Interaction entre la politique prudentielle et la politique monétaire

Des mesures prudentielles plus strictes peuvent entraver la transmission d’une politique monétaire plus souple, ce qui explique pourquoi la position macroprudentielle a été assouplie à la suite de la crise du COVID-19. La politique prudentielle peut permettre à la politique monétaire d’être plus accommodante qu’elle ne le serait autrement : en l’absence d’outils macroprudentiels qui traitent des risques pour la stabilité financière, la politique monétaire peut devoir être excessivement restrictive si elle tient compte des effets secondaires sur la stabilité financière.

La politique macroprudentielle pourrait interagir avec la politique monétaire par le biais des activités des banques mondiales. Dans un projet de l’IBRN, Bussière et al. (2020) résume six études portant sur la manière dont la politique macroprudentielle affecte la transmission de la politique monétaire et la propagation des chocs à travers les frontières. Les études ont été menées conjointement par onze banques centrales et organisations internationales. Parmi ces études, Avdjiev, Hardy, McGuire et von Peter (2020) adoptent une perspective transnationale, en utilisant les statistiques bancaires internationales de la Banque des règlements internationaux, pour distinguer le rôle des facteurs d’accueil et d’accueil dans l’évaluation des retombées de la politique prudentielle et monétaire. . Les résultats indiquent que l’ampleur ainsi que le signe des effets des mesures prudentielles peuvent dépendre de la nature des mesures. Ils constatent également que les caractéristiques bancaires sont importantes : la taille de la banque (son statut de banque d’importance systémique mondiale [G-SIB], en particulier) joue un rôle clé dans la transmission de la politique monétaire domestique et son interaction avec la politique macroprudentielle des pays bénéficiaires.

Que surveiller

Les retombées des politiques par les banques mondiales sont façonnées par les caractéristiques des banques, l’environnement macroéconomique et par le type d’instrument de politique. De nombreux problèmes de réglementation et de coordination sont soulevés par la réponse des banques mondiales aux changements de politique, comme discuté par Buch, Bussière et Goldberg (2021). Il est important de suivre ces réponses pour mieux comprendre comment les politiques interagissent avec la capacité des banques à soutenir la reprise économique. Ce suivi doit s’appuyer sur les nombreuses infrastructures et institutions mises en place. Il peut bénéficier en termes d’accès aux microdonnées, de cadres de tests de résistance, d’améliorations méthodologiques, de réseaux de chercheurs internationaux et de modes de coopération établis entre les autorités nationales.

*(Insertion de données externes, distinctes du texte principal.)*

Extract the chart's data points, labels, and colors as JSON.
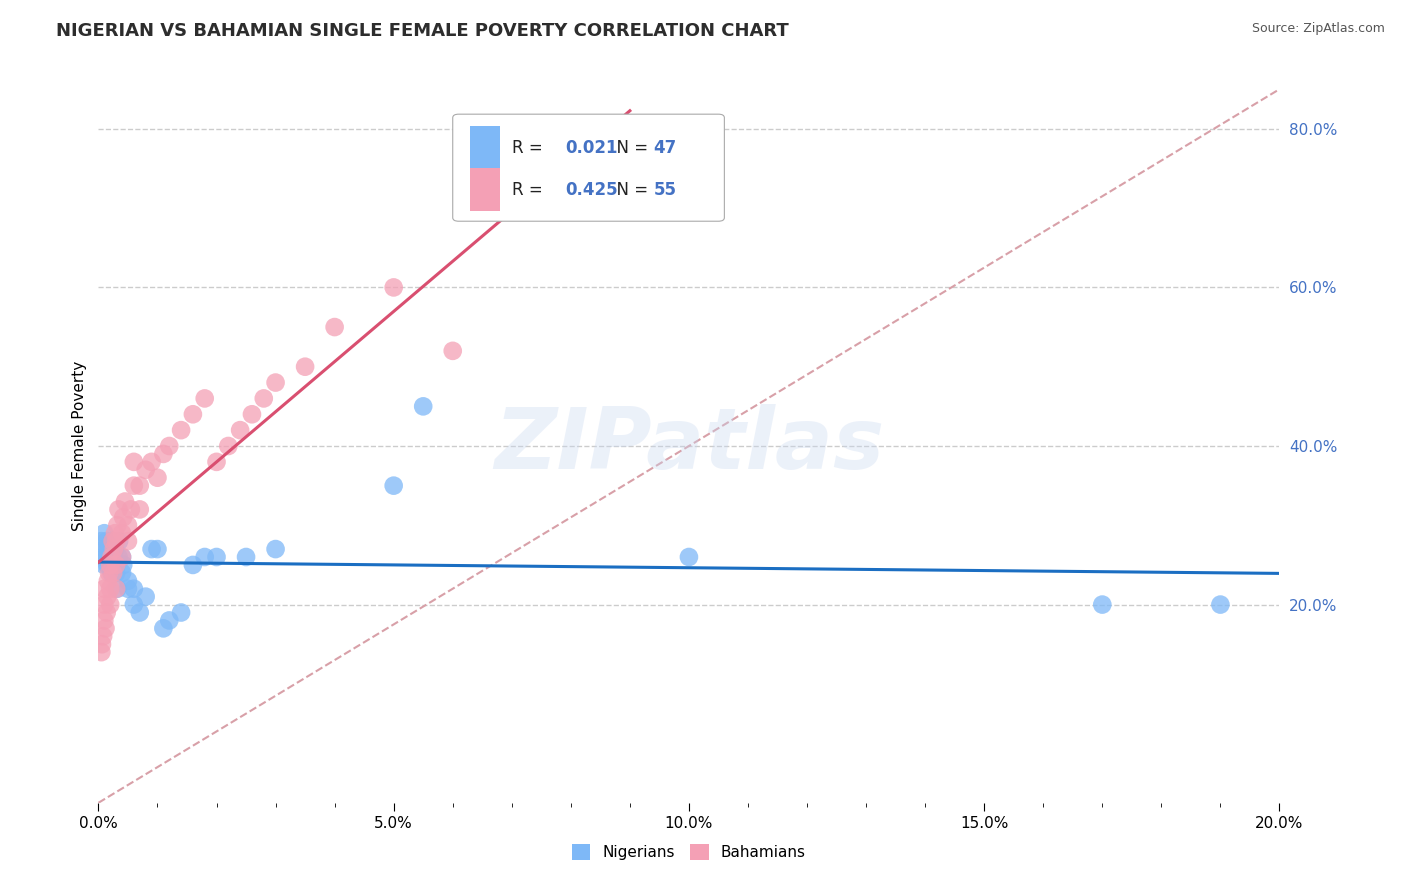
{
  "title": "NIGERIAN VS BAHAMIAN SINGLE FEMALE POVERTY CORRELATION CHART",
  "source": "Source: ZipAtlas.com",
  "ylabel_label": "Single Female Poverty",
  "nigerian_R": 0.021,
  "nigerian_N": 47,
  "bahamian_R": 0.425,
  "bahamian_N": 55,
  "nigerian_color": "#7EB8F7",
  "bahamian_color": "#F4A0B5",
  "nigerian_line_color": "#1B6EC2",
  "bahamian_line_color": "#D94F70",
  "diagonal_color": "#D8A0A8",
  "background_color": "#FFFFFF",
  "grid_color": "#CCCCCC",
  "title_fontsize": 13,
  "legend_fontsize": 12,
  "axis_tick_fontsize": 11,
  "ylabel_color": "#4472C4",
  "xmin": 0.0,
  "xmax": 0.2,
  "ymin": -0.05,
  "ymax": 0.85,
  "ytick_vals": [
    0.2,
    0.4,
    0.6,
    0.8
  ],
  "xtick_vals": [
    0.0,
    0.05,
    0.1,
    0.15,
    0.2
  ],
  "nigerian_x": [
    0.0005,
    0.0008,
    0.001,
    0.001,
    0.001,
    0.0012,
    0.0014,
    0.0015,
    0.0016,
    0.0018,
    0.002,
    0.002,
    0.002,
    0.0022,
    0.0024,
    0.0025,
    0.0026,
    0.0028,
    0.003,
    0.003,
    0.0032,
    0.0034,
    0.0035,
    0.004,
    0.004,
    0.0042,
    0.005,
    0.005,
    0.006,
    0.006,
    0.007,
    0.008,
    0.009,
    0.01,
    0.011,
    0.012,
    0.014,
    0.016,
    0.018,
    0.02,
    0.025,
    0.03,
    0.05,
    0.055,
    0.1,
    0.17,
    0.19
  ],
  "nigerian_y": [
    0.28,
    0.26,
    0.25,
    0.27,
    0.29,
    0.26,
    0.28,
    0.25,
    0.27,
    0.26,
    0.25,
    0.27,
    0.26,
    0.24,
    0.28,
    0.25,
    0.26,
    0.27,
    0.25,
    0.24,
    0.22,
    0.26,
    0.28,
    0.24,
    0.26,
    0.25,
    0.22,
    0.23,
    0.2,
    0.22,
    0.19,
    0.21,
    0.27,
    0.27,
    0.17,
    0.18,
    0.19,
    0.25,
    0.26,
    0.26,
    0.26,
    0.27,
    0.35,
    0.45,
    0.26,
    0.2,
    0.2
  ],
  "bahamian_x": [
    0.0005,
    0.0006,
    0.0008,
    0.001,
    0.001,
    0.001,
    0.0012,
    0.0014,
    0.0015,
    0.0016,
    0.0018,
    0.002,
    0.002,
    0.002,
    0.0022,
    0.0024,
    0.0025,
    0.0026,
    0.0028,
    0.003,
    0.003,
    0.003,
    0.0032,
    0.0034,
    0.004,
    0.004,
    0.0042,
    0.0045,
    0.005,
    0.005,
    0.0055,
    0.006,
    0.006,
    0.007,
    0.007,
    0.008,
    0.009,
    0.01,
    0.011,
    0.012,
    0.014,
    0.016,
    0.018,
    0.02,
    0.022,
    0.024,
    0.026,
    0.028,
    0.03,
    0.035,
    0.04,
    0.05,
    0.06,
    0.075,
    0.09
  ],
  "bahamian_y": [
    0.14,
    0.15,
    0.16,
    0.18,
    0.2,
    0.22,
    0.17,
    0.19,
    0.21,
    0.23,
    0.24,
    0.2,
    0.22,
    0.25,
    0.26,
    0.28,
    0.24,
    0.27,
    0.29,
    0.22,
    0.25,
    0.28,
    0.3,
    0.32,
    0.26,
    0.29,
    0.31,
    0.33,
    0.28,
    0.3,
    0.32,
    0.35,
    0.38,
    0.32,
    0.35,
    0.37,
    0.38,
    0.36,
    0.39,
    0.4,
    0.42,
    0.44,
    0.46,
    0.38,
    0.4,
    0.42,
    0.44,
    0.46,
    0.48,
    0.5,
    0.55,
    0.6,
    0.52,
    0.7,
    0.75
  ]
}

Claudia M. Buch est vice-présidente de la Deutsche Bundesbank.

Matthieu Bussière est administrateur à la Banque de France.

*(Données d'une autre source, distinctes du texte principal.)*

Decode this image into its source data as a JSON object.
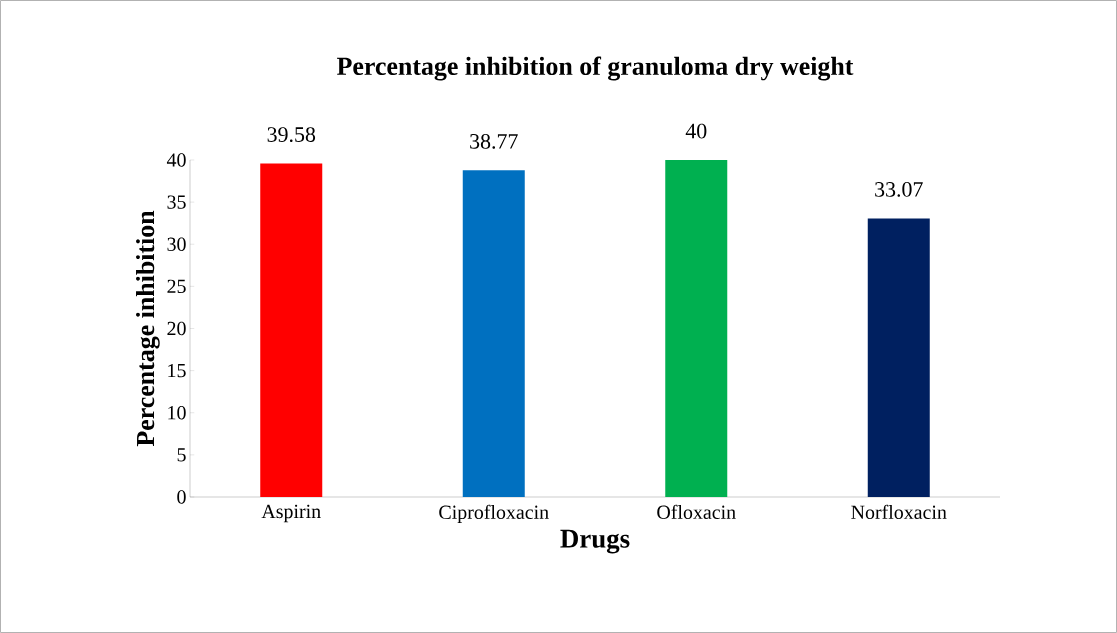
{
  "chart_data": {
    "type": "bar",
    "title": "Percentage inhibition of granuloma dry weight",
    "xlabel": "Drugs",
    "ylabel": "Percentage inhibition",
    "categories": [
      "Aspirin",
      "Ciprofloxacin",
      "Ofloxacin",
      "Norfloxacin"
    ],
    "values": [
      39.58,
      38.77,
      40,
      33.07
    ],
    "colors": [
      "#ff0000",
      "#0070c0",
      "#00b050",
      "#002060"
    ],
    "ylim": [
      0,
      40
    ],
    "yticks": [
      0,
      5,
      10,
      15,
      20,
      25,
      30,
      35,
      40
    ],
    "data_labels": true,
    "grid": false
  }
}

Goldberg_lindaLinda Goldberg est vice-présidente principale du groupe de recherche et de statistiques de la Banque fédérale de réserve de New York.

Comment citer ce post :

Claudia M. Buch, Matthieu Bussière et Linda S. Goldberg, « Will Capital Flows through Global Banks Support Economic Recovery ? », Federal Reserve Bank of New York Économie de la rue de la Liberté, https://libertystreet economics.newyorkfed.org/2021/03/claudia-m-buch-matthieu-bussière-and-linda-s-goldberg-while-policymakers-around-the-world-have-aggressively-and-s .html.


Clause de non-responsabilité

Les opinions exprimées dans cet article sont celles de l’auteur et ne reflètent pas nécessairement la position de la Federal Reserve Bank de New York ou du Federal Reserve System. Toute erreur ou omission est de la responsabilité de l’auteur.